Zia Fran fu obbligata a ridere in compagnia, a ingoiare il rospo, a perseverare nella parte che si era scelta sul palcoscenico che Ronald sentiva di calpestare ancor prima di nascere, le assi impregnate di sentimenti negati, violentati, censurati, torturati, esaltati, la coreografia fatta non di quinte ma da bastioni difensivi, e la recitazione avviene dentro a una tempesta di finzioni. La Capa si piazzerebbe nel mezzo a passare la pomice sul filo di una mannaia, è l'unico modo che ha di affrontare quello che non capisce, ma spesso è anche l'unico che funziona.

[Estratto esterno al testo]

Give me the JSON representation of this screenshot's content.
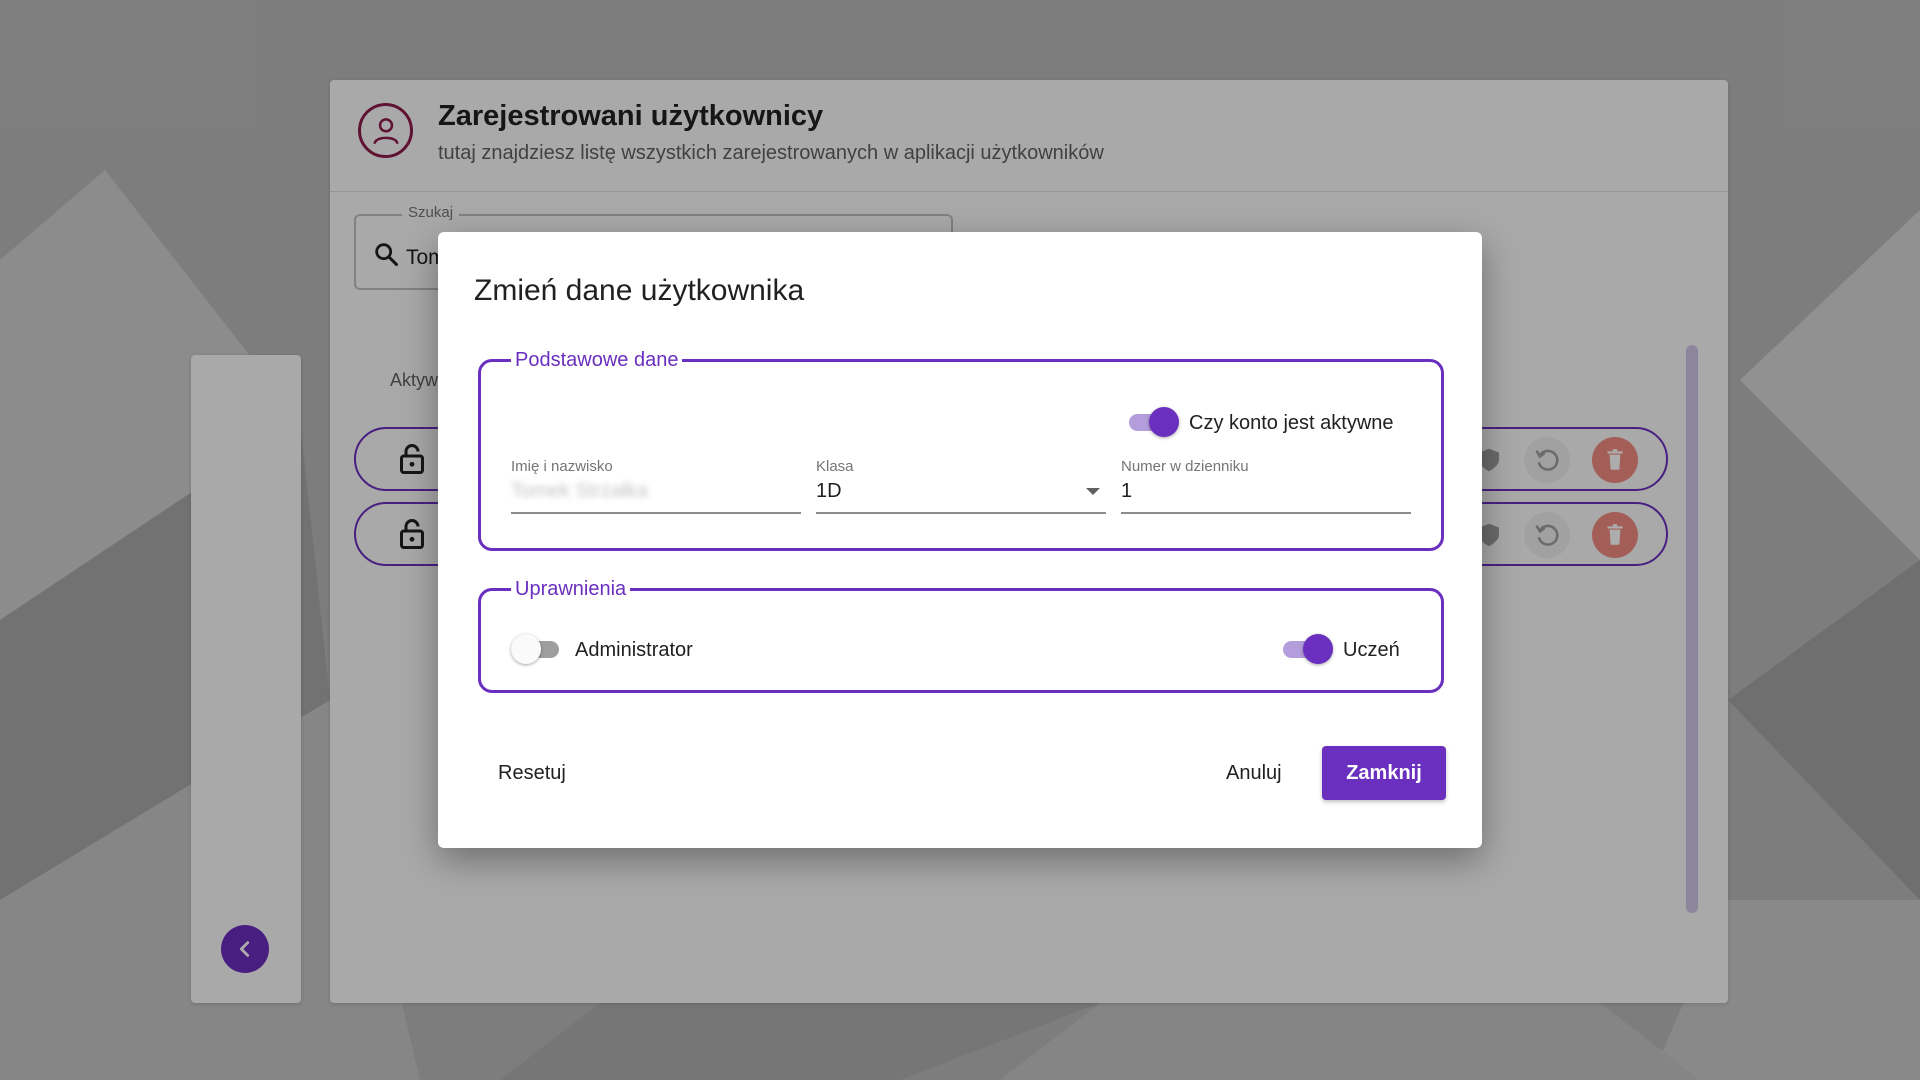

Zia Fran godeva del suo ruolo di ospite e padrona di casa, di ultimo capostipite vivente di una famiglia di brava gente, la sana e orgogliosa borghesia media, il senso di beatitudine che deriva dall'inserimento in società, la disciplina che implica salutare i vicini, separare l'immondizia cartacea dall'immondizia vetrosa, la possibilità di affermare pubblicamente che si è brava gente beneducata, al riparo da qualsivoglia possibile o immaginabile critica negativa. Zia Fran si alzò in piedi, batté le mani, emise un gridolino e urlò: - Adesso è arrivato il momento del dessert! - Al che esplose un applauso e Don improvvisò l'esclamazione di giubilo del cowboy – Yahuu -, roteando il braccio come se stesse manovrando un lazo, lui che il West lo aveva visto solo in tv, e con l'altra mano allungò una pacca al figlio, incitando Ronald a esprimere un po' più di cortese e affabile entusiasmo.